Дверь открыл мужчина неопределенного возраста — худой, в поношенном пиджаке, накинутом на плечи, с копной седых, непричесанных волос. Его глаза, глубоко запавшие, смотрели сквозь Володю и Лёху.
— Вы из архива? — глухо спросил он. — Я еще не закончил переложение для сорокового года. Хроника плохая, ритм рваный…
— Илья Маркович, мы не из архива, — Володя шагнул вперед, не давая хозяину закрыть дверь. — Я режиссер Леманский. С «Мосфильма». Мне сказали, что вы единственный человек в этой стране, который знает, как звучит тишина.

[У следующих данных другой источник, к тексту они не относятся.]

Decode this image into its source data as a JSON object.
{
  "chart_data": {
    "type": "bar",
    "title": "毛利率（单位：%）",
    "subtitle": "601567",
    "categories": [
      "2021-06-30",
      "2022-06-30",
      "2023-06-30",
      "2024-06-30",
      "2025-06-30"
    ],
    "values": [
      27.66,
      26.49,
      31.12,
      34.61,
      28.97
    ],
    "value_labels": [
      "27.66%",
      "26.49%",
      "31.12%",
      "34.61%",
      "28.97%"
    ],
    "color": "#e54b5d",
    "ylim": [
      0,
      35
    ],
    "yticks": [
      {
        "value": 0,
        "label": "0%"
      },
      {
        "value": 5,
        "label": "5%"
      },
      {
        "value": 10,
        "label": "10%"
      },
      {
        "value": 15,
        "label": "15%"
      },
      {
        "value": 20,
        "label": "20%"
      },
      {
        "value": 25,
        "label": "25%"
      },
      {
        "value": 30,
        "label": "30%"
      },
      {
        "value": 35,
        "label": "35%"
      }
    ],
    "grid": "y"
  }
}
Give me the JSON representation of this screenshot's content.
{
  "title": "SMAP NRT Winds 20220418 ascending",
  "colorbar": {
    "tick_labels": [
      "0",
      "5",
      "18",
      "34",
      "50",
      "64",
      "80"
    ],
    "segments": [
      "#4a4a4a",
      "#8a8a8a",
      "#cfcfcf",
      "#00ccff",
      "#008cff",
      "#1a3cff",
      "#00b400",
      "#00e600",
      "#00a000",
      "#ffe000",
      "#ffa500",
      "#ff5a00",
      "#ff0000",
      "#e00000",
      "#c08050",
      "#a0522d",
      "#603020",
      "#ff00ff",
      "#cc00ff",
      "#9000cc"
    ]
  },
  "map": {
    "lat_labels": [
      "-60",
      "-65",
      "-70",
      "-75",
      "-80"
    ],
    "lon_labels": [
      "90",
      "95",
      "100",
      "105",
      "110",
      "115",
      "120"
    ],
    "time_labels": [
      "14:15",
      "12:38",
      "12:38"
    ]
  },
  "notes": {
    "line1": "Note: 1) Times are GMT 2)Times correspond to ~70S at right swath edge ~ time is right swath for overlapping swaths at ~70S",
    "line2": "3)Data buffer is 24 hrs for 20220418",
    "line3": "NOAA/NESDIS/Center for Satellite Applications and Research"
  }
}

Гольцман замер. Он медленно перевел взгляд на Володю, и в его глазах промелькнул интерес.
— Тишина? Тишина звучит как предчувствие взрыва, молодой человек. Или как первый снег. Зачем вам это?
— Мне нужно, чтобы вы написали музыку города, который выжил, — Володя вошел в комнату, даже не дожидаясь приглашения.
Комната Гольцмана была завалена нотными листами. В центре стоял старый «Блютнер», на крышке которого громоздились пустые чайные стаканы. Инструмент казался единственным живым существом в этом пыльном хаосе.
— Я не пишу для кино, — Гольцман подошел к окну и прислонился лбом к стеклу. — В кино музыка — это костыль для слабого режиссера. Ею затыкают дыры в сюжете.
— А если музыка и есть сюжет? — Володя подошел к нему. — Послушайте, Илья Маркович. Вчера я стоял у «Художественного». Очередь за билетами. Инвалид сворачивает самокрутку одной рукой. Пальцы дрожат. Мимо едет трамвай. Дворник метет асфальт. И я понял: это не шум. Это симфония. Я хочу снять фильм, где каждый вдох человека будет нотой. Где мы докажем, что Москва не просто восстанавливается — она поет.
Гольцман молчал долго. Потом он медленно подошел к пианино, открыл крышку и коснулся одной клавиши. «Ля» первой октавы прозвучало чисто и одиноко.